Unfortunately, we are suffering from a serious growth gap. Since the official end of the last recession in 2009, our economy has performed well below average, racking up a cumulative $1.2 trillion shortfall in economic output and creating 4 million fewer jobs, compared to the typical post-World War II recovery. At our current rate of recovery, we will never close the gap.
What does more growth mean for Texas? Every additional 1 percentage point of economic growth is worth an extra $400 a year in income for every Texan or, cumulatively, close to $25,000 over a decade.
Fixing the growth gap will require a number of federal policy changes, including a sound dollar and a sensible budget process.

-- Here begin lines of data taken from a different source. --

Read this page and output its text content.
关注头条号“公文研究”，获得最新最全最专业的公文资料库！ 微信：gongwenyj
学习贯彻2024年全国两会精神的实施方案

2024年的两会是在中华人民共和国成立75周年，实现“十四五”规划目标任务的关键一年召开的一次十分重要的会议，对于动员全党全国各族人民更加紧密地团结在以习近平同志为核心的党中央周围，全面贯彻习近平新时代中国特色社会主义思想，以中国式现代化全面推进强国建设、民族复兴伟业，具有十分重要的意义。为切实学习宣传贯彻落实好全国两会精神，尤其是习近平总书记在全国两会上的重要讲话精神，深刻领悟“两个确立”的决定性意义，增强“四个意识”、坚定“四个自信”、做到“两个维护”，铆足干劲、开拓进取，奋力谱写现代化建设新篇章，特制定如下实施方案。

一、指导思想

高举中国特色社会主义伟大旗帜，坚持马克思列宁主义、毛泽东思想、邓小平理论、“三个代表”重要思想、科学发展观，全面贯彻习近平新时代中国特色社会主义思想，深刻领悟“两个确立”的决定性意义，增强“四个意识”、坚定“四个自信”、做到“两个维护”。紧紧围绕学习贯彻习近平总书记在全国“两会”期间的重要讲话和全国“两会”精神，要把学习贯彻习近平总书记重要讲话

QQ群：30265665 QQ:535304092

I have introduced legislation in Congress to address each of these areas.
The Sound Dollar Act would reform the Federal Reserve. Americans have seen the value of the dollar slowly decline due to the steady erosion of inflation.

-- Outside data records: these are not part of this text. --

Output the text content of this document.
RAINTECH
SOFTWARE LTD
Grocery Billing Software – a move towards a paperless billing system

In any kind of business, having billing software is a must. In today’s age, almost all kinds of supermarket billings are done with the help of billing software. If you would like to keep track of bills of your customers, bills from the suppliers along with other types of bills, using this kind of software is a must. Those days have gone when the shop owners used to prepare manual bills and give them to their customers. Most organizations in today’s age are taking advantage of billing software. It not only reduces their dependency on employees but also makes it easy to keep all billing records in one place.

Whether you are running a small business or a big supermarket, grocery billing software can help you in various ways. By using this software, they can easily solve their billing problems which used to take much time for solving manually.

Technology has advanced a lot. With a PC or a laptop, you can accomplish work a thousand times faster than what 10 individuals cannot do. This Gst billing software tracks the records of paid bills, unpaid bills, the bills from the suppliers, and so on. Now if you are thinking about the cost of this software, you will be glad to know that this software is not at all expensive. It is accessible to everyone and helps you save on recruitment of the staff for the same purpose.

Inflation destroys savings, impedes planning and discourages investment. That means less productivity and a lower standard of living. Requiring the Fed to focus on preserving the purchasing power of the dollar will create a solid foundation for economic growth.

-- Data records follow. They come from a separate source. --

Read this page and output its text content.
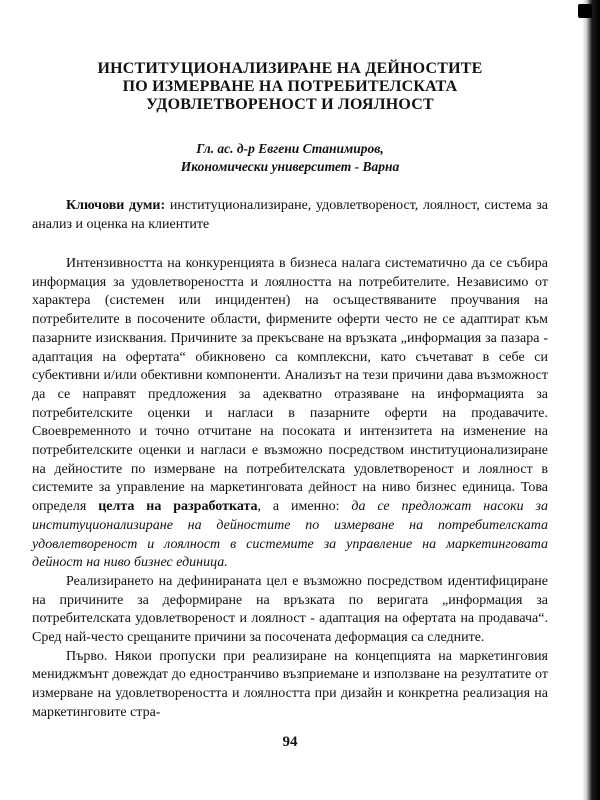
ИНСТИТУЦИОНАЛИЗИРАНЕ НА ДЕЙНОСТИТЕ
ПО ИЗМЕРВАНЕ НА ПОТРЕБИТЕЛСКАТА
УДОВЛЕТВОРЕНОСТ И ЛОЯЛНОСТ
Гл. ас. д-р Евгени Станимиров,
Икономически университет - Варна

Ключови думи: институционализиране, удовлетвореност, лоялност, система за анализ и оценка на клиентите

Интензивността на конкуренцията в бизнеса налага систематично да се събира информация за удовлетвореността и лоялността на потребителите. Независимо от характера (системен или инцидентен) на осъществяваните проучвания на потребителите в посочените области, фирмените оферти често не се адаптират към пазарните изисквания. Причините за прекъсване на връзката „информация за пазара - адаптация на офертата“ обикновено са комплексни, като съчетават в себе си субективни и/или обективни компоненти. Анализът на тези причини дава възможност да се направят предложения за адекватно отразяване на информацията за потребителските оценки и нагласи в пазарните оферти на продавачите. Своевременното и точно отчитане на посоката и интензитета на изменение на потребителските оценки и нагласи е възможно посредством институционализиране на дейностите по измерване на потребителската удовлетвореност и лоялност в системите за управление на маркетинговата дейност на ниво бизнес единица. Това определя целта на разработката, а именно: да се предложат насоки за институционализиране на дейностите по измерване на потребителската удовлетвореност и лоялност в системите за управление на маркетинговата дейност на ниво бизнес единица.

Реализирането на дефинираната цел е възможно посредством идентифициране на причините за деформиране на връзката по веригата „информация за потребителската удовлетвореност и лоялност - адаптация на офертата на продавача“. Сред най-често срещаните причини за посочената деформация са следните.

Първо. Някои пропуски при реализиране на концепцията на маркетинговия мениджмънт довеждат до едностранчиво възприемане и използване на резултатите от измерване на удовлетвореността и лоялността при дизайн и конкретна реализация на маркетинговите стра-

94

The Maximizing America's Prosperity (MAP) Act would reform the federal budget process. A rising federal debt is merely a symptom of the real problem. The government spends too much.
When former President Clinton declared "the era of big government is over," federal spending - excluding interest on the debt - was less than 17 percent of the economy. Today, spending is nearly 20 percent. That's a difference of more than $400 billion a year.
The MAP Act would impose a realistic cap on non-interest federal spending, prioritize programs, provide the president a line-item veto, create a sunset commission and prevent government shutdowns. By reducing the size and scope of government, these common sense reforms will provide much needed fiscal discipline. History shows lower spending is more beneficial to the economy than higher taxes.
Failure to increase the debt limit will lead to a government default, a further downgrade in our nation's credit rating and higher interest payments on the federal debt. But our desire to avoid these dire outcomes is not an excuse to continue business as usual. Legislation to increase the debt limit provides a perfect opportunity to change the way Washington works.
Changing Washington benefits Texas. A sound dollar and a sensible budget policy are vital to our nation's economy. Congress and the president must work together to fix the growth gap, create greater prosperity, and restore fiscal responsibility.
Brady, a Republican representing The Woodlands, is chairman of the U.S. Congress Joint Economic Committee.